Un divorce sans accord ("no deal") le 12 avril, après le report de cette échéance initialement prévue le 29 mars, reste l'option par défaut, les députés ayant rejeté à trois reprises le Traité de retrait de l'UE négocié par la Première ministre Theresa May avec Bruxelles.

Un tel scénario se traduirait par un retour des contrôles douaniers, dont la simple perspective effraie les milieux économiques.

Pour éviter une sortie chaotique, les députés, damant le pion au gouvernement, ont adopté mercredi de justesse une proposition de loi visant à obliger Theresa May à reporter le Brexit au-delà du du 12 avril si les parlementaires n'arrivent pas à se mettre d'accord sur la manière dont le Royaume-Uni doit quitter l'UE.

Le texte doit encore être examiné jeudi par la Chambre des Lords, la chambre haute du Parlement, et la demande de report devra être approuvée par les dirigeants de l'UE.

- Sus au "no deal" -

Empêcher un "no deal": c'est aussi pour cette raison que Theresa May a lancé des pourparlers avec le chef de l'opposition travailliste, Jeremy Corbyn.

"Les équipes chargées des négociations" vont mener "d'intenses discussions" jeudi, a indiqué un porte-parole de la Première ministre, en soulignant "l'urgence" de la situation.

L'initiative a été encouragée par le négociateur en chef de l'UE Michel Barnier: "Nous saluons le dialogue inter-partis au Royaume-Uni. Le temps des décisions est venu", a-t-il estimé.

Le premier round de ces discussions, mercredi, a été jugé "constructif" par les deux camps, même si M. Corbyn a qualifié sa rencontre avec Mme May d'"utile mais pas concluante".
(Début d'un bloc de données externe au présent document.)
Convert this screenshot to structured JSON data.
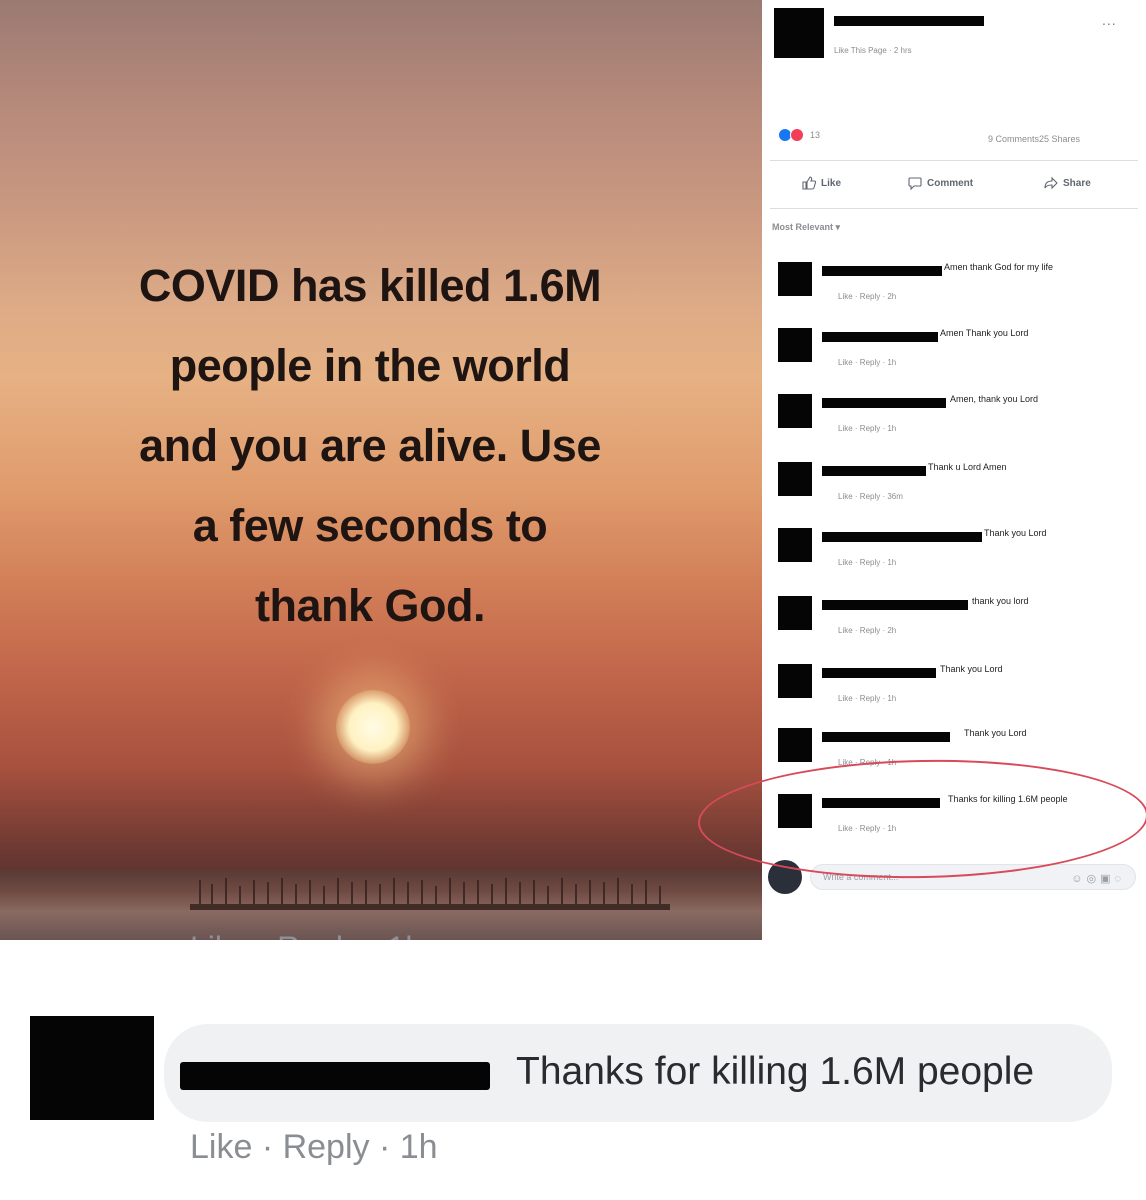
{
  "image": {
    "headline_lines": [
      "COVID has killed 1.6M",
      "people in the world",
      "and you are alive. Use",
      "a few seconds to",
      "thank God."
    ],
    "bottom_action": "Like · Reply · 1h"
  },
  "post": {
    "subline": "Like This Page · 2 hrs",
    "more": "...",
    "reactions_count": "13",
    "counts": "9 Comments25 Shares",
    "actions": {
      "like": "Like",
      "comment": "Comment",
      "share": "Share"
    },
    "sort": "Most Relevant ▾",
    "comments": [
      {
        "text": "Amen thank God for my life",
        "meta": "Like · Reply · 2h"
      },
      {
        "text": "Amen  Thank you Lord",
        "meta": "Like · Reply · 1h"
      },
      {
        "text": "Amen, thank you Lord",
        "meta": "Like · Reply · 1h"
      },
      {
        "text": "Thank u Lord  Amen",
        "meta": "Like · Reply · 36m"
      },
      {
        "text": "Thank you Lord",
        "meta": "Like · Reply · 1h"
      },
      {
        "text": "thank you lord",
        "meta": "Like · Reply · 2h"
      },
      {
        "text": "Thank you Lord",
        "meta": "Like · Reply · 1h"
      },
      {
        "text": "Thank you Lord",
        "meta": "Like · Reply · 1h"
      },
      {
        "text": "Thanks for killing 1.6M people",
        "meta": "Like · Reply · 1h"
      }
    ],
    "write_placeholder": "Write a comment...",
    "colors": {
      "reaction_blue": "#1877f2",
      "reaction_red": "#f33e58",
      "highlight_circle": "#d84a5a"
    }
  },
  "zoomed_comment": {
    "text": "Thanks for killing 1.6M people",
    "meta": "Like · Reply · 1h"
  }
}
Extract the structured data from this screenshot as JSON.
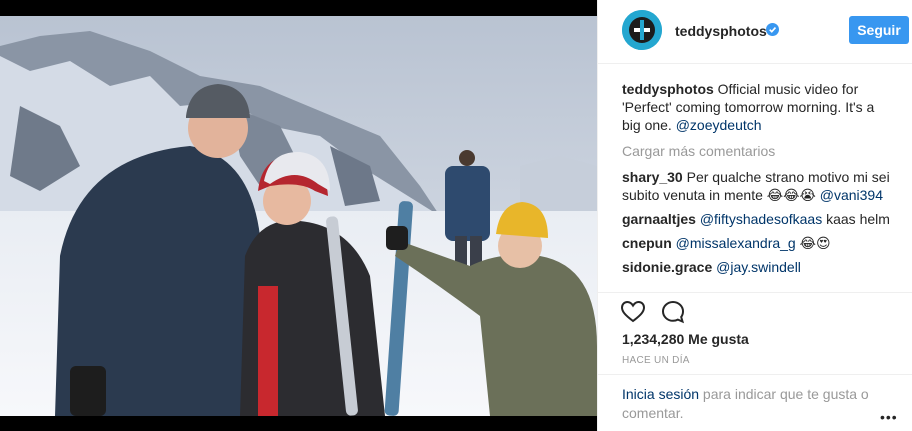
{
  "post": {
    "username": "teddysphotos",
    "follow_label": "Seguir",
    "caption_user": "teddysphotos",
    "caption_text": " Official music video for 'Perfect' coming tomorrow morning. It's a big one. ",
    "caption_mention": "@zoeydeutch",
    "load_more": "Cargar más comentarios",
    "comments": [
      {
        "user": "shary_30",
        "text": " Per qualche strano motivo mi sei subito venuta in mente 😂😂😭 ",
        "mention": "@vani394",
        "after": ""
      },
      {
        "user": "garnaaltjes",
        "text": " ",
        "mention": "@fiftyshadesofkaas",
        "after": " kaas helm"
      },
      {
        "user": "cnepun",
        "text": " ",
        "mention": "@missalexandra_g",
        "after": " 😂😍"
      },
      {
        "user": "sidonie.grace",
        "text": " ",
        "mention": "@jay.swindell",
        "after": ""
      }
    ],
    "likes": "1,234,280 Me gusta",
    "time": "HACE UN DÍA",
    "login_link": "Inicia sesión",
    "login_text": " para indicar que te gusta o comentar.",
    "more": "•••"
  },
  "icons": {
    "verified": "verified-badge-icon",
    "heart": "heart-icon",
    "comment": "comment-icon",
    "more": "more-options-icon"
  },
  "colors": {
    "accent": "#3897f0",
    "link": "#003569",
    "muted": "#999999",
    "avatar_bg": "#24a7d0"
  }
}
Le quotidien conservateur The Times faisait toutefois de la rencontre un récit nettement moins engageant. "Nous n'avons rien entendu qui laisse penser que (Mme May) est prête à changer sa stratégie", a confié au quotidien une source proche de la direction travailliste.

"Nous ne nous attendons pas à ce que (ces discussions) aboutissent", a déclaré de son côté une source gouvernementale, cité par le Times.

De fait, trouver un compromis n'est pas chose aisée, ces deux personnalités ayant défendu jusqu'ici des positions aux antipodes.

La dirigeante conservatrice défend une sortie du marché unique, pour mettre fin à la liberté de circulation des personnes, et de l'union douanière, pour que le Royaume-Uni mène sa propre politique commerciale.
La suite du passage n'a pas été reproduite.